Он увидел, как вздрогнул епископ от его последних слов, и прибавил:
– Сегодня наше с тобой внутреннее время было общим. Я рад.
И епископ чувствовал себя безмерно польщенным тем, что этот человек делит с ним свое время и свои знания, свои догадки и открытия, делит на двоих, делая общими, и охотно соглашался с ним в его взглядах на время, на деление, на геометрию, на общее и частное. Чем больше он слушал, чем глубже вникал, тем меньше ему хотелось спорить.
Летели часы, как минуты.

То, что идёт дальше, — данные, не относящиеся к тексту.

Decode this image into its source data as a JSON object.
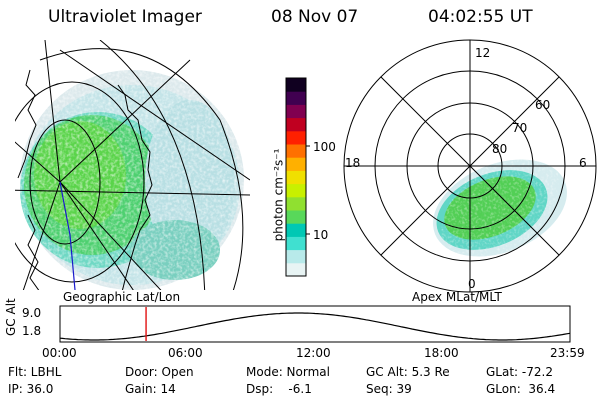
{
  "header": {
    "instrument": "Ultraviolet Imager",
    "date": "08 Nov 07",
    "time": "04:02:55 UT"
  },
  "left_panel": {
    "label": "Geographic Lat/Lon"
  },
  "colorbar": {
    "unit_label": "photon cm⁻²s⁻¹",
    "scale": "log",
    "ticks": [
      "100",
      "10"
    ],
    "colors": [
      "#e8f4f4",
      "#b8eaea",
      "#40e0d0",
      "#00c8b4",
      "#58d85a",
      "#90e030",
      "#c8f000",
      "#f0e000",
      "#ffb000",
      "#ff7000",
      "#ff2000",
      "#c00020",
      "#800050",
      "#400050",
      "#100020"
    ]
  },
  "polar_panel": {
    "label": "Apex MLat/MLT",
    "mlt_labels": {
      "top": "12",
      "left": "18",
      "right": "6",
      "bottom": "0"
    },
    "mlat_labels": [
      "60",
      "70",
      "80"
    ]
  },
  "altitude_plot": {
    "axis_label": "GC Alt",
    "y_ticks": [
      "9.0",
      "1.8"
    ],
    "x_ticks": [
      "00:00",
      "06:00",
      "12:00",
      "18:00",
      "23:59"
    ],
    "marker_time_hours": 4.05
  },
  "info": {
    "row1": {
      "flt": "Flt: LBHL",
      "door": "Door: Open",
      "mode": "Mode: Normal",
      "gcalt": "GC Alt: 5.3 Re",
      "glat": "GLat: -72.2"
    },
    "row2": {
      "ip": "IP: 36.0",
      "gain": "Gain: 14",
      "dsp": "Dsp:    -6.1",
      "seq": "Seq: 39",
      "glon": "GLon:  36.4"
    }
  }
}
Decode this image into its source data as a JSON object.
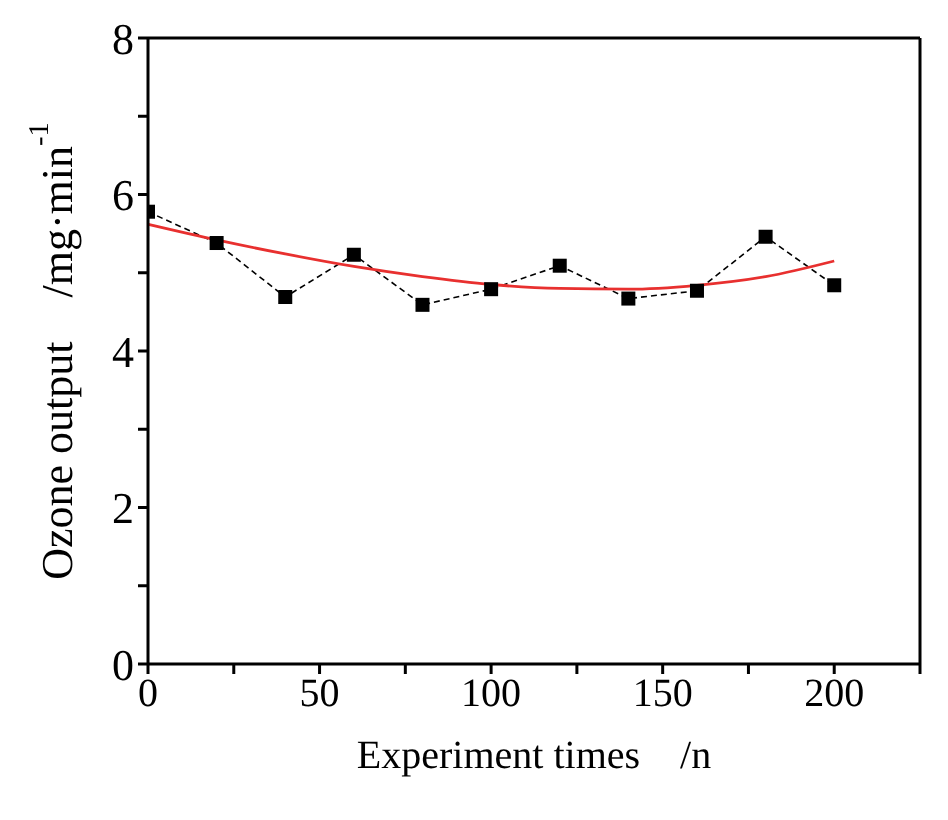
{
  "chart_data": {
    "type": "line",
    "xlabel": "Experiment times    /n",
    "ylabel": "Ozone output    /mg·min$^{-1}$",
    "xlim": [
      0,
      225
    ],
    "xticks": [
      0,
      {
        "value": 25,
        "label": null
      },
      50,
      {
        "value": 75,
        "label": null
      },
      100,
      {
        "value": 125,
        "label": null
      },
      150,
      {
        "value": 175,
        "label": null
      },
      200,
      {
        "value": 225,
        "label": null
      }
    ],
    "ylim": [
      0,
      8
    ],
    "yticks": [
      0,
      {
        "value": 1,
        "label": null
      },
      2,
      {
        "value": 3,
        "label": null
      },
      4,
      {
        "value": 5,
        "label": null
      },
      6,
      {
        "value": 7,
        "label": null
      },
      8
    ],
    "series": [
      {
        "color": "#000000",
        "marker": "square",
        "line_style": "dashed",
        "x": [
          0,
          20,
          40,
          60,
          80,
          100,
          120,
          140,
          160,
          180,
          200
        ],
        "values": [
          5.78,
          5.38,
          4.69,
          5.23,
          4.59,
          4.79,
          5.09,
          4.67,
          4.77,
          5.46,
          4.84
        ]
      },
      {
        "color": "#e8302f",
        "marker": "none",
        "line_style": "solid",
        "x": [
          0,
          20,
          40,
          60,
          80,
          100,
          120,
          140,
          160,
          180,
          200
        ],
        "values": [
          5.62,
          5.42,
          5.24,
          5.08,
          4.95,
          4.85,
          4.8,
          4.79,
          4.84,
          4.95,
          5.15
        ]
      }
    ]
  }
}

И дни – как часы. Счастливые, волшебные дни, каких не знал даже тот, кого звали просто Доминик, давным-давно, когда он просыпался по утрам, всякий раз окрыленный мыслью о новой книге, что ждет его, подобно дороге в страну, где он еще не был, но мечтал побывать. Тот Доминик и не догадывался, что путешествовать можно вдвоем, рука об руку, и тогда не страшно заблудиться; можно идти далеко, не полагая пределов, не ведая усталости, ни о чем не заботясь и не жалея; идти до конца и убедиться воочию, что его не существует – горизонт продолжает сдвигаться, открывая новые просторы.

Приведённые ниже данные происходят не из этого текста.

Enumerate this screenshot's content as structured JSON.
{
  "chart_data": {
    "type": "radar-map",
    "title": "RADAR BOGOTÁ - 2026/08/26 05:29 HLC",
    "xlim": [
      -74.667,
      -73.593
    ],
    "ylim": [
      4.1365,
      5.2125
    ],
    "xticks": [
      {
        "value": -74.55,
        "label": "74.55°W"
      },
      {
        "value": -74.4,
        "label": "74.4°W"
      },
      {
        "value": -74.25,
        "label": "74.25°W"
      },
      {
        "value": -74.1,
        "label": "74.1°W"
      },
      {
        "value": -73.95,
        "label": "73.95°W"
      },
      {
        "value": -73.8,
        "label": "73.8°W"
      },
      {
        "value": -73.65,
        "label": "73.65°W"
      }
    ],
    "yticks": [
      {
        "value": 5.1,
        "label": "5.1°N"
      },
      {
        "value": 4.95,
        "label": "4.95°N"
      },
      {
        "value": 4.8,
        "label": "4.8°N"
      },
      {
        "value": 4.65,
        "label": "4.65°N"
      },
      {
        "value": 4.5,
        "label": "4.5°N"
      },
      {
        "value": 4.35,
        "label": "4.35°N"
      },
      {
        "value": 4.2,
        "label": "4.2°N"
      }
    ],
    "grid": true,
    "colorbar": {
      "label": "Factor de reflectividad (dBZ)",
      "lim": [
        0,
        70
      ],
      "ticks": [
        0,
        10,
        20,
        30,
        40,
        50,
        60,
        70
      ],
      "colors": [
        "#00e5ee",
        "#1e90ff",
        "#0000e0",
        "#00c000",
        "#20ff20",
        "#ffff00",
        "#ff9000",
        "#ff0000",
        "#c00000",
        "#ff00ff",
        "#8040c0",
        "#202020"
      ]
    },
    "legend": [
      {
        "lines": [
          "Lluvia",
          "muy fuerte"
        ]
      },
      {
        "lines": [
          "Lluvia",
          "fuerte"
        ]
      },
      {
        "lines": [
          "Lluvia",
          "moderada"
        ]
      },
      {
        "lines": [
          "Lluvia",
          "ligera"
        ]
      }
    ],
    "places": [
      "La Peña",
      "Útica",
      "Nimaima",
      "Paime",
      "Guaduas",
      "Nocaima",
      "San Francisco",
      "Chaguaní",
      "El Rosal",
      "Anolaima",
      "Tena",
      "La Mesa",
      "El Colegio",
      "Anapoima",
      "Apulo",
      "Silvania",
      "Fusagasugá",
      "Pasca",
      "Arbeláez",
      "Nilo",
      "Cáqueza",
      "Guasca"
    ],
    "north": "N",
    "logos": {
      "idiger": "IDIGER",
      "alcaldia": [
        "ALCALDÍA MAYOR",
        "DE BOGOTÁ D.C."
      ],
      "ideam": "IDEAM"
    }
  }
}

Яркий солнечный свет и высокий чистый голос сливались, сияя и звеня. Полон и светел, подобно этой маленькой келье, был епископский разум. Хрупкий человек с острыми ключицами, ловкими изящными пальцами и большими теплыми глазами растягивал окружность в отрезок, превращал в шкалу, в вектор. Он строил причудливые изогнутые линии, проходящие через точки, чье положение находил по формулам. Он рассказал, что, кроме арабов, на земле есть и другие народы, использующие в математике иррациональные выражения и понятия, притом со времен глубокой древности. Он изложил учение о нуле, абсурдное, но практически применимое в астрологии для определения искомой даты как условного настоящего, отделяющего условно прошлое от условно будущего, и ввел понятие отрицательных чисел, бесконечно убывающего множества. И все эти неслыханные приемы оказывались бесценными для практических вычислений, позволяя систематизировать сложнейшие взаимосвязи пространственно-временных явлений, обобщив во взаимосвязи числовые. Он приводил в разнообразии примеры, повторял и перепроверял, до тех пор пока его ученик не усваивал невероятное и алогичное как само собой разумеющееся. И тогда с улыбкой напоминал ему об алогичности и невероятности многого, что давно уже кажется человеку само собой разумеющимся. Многого... Фактически всего.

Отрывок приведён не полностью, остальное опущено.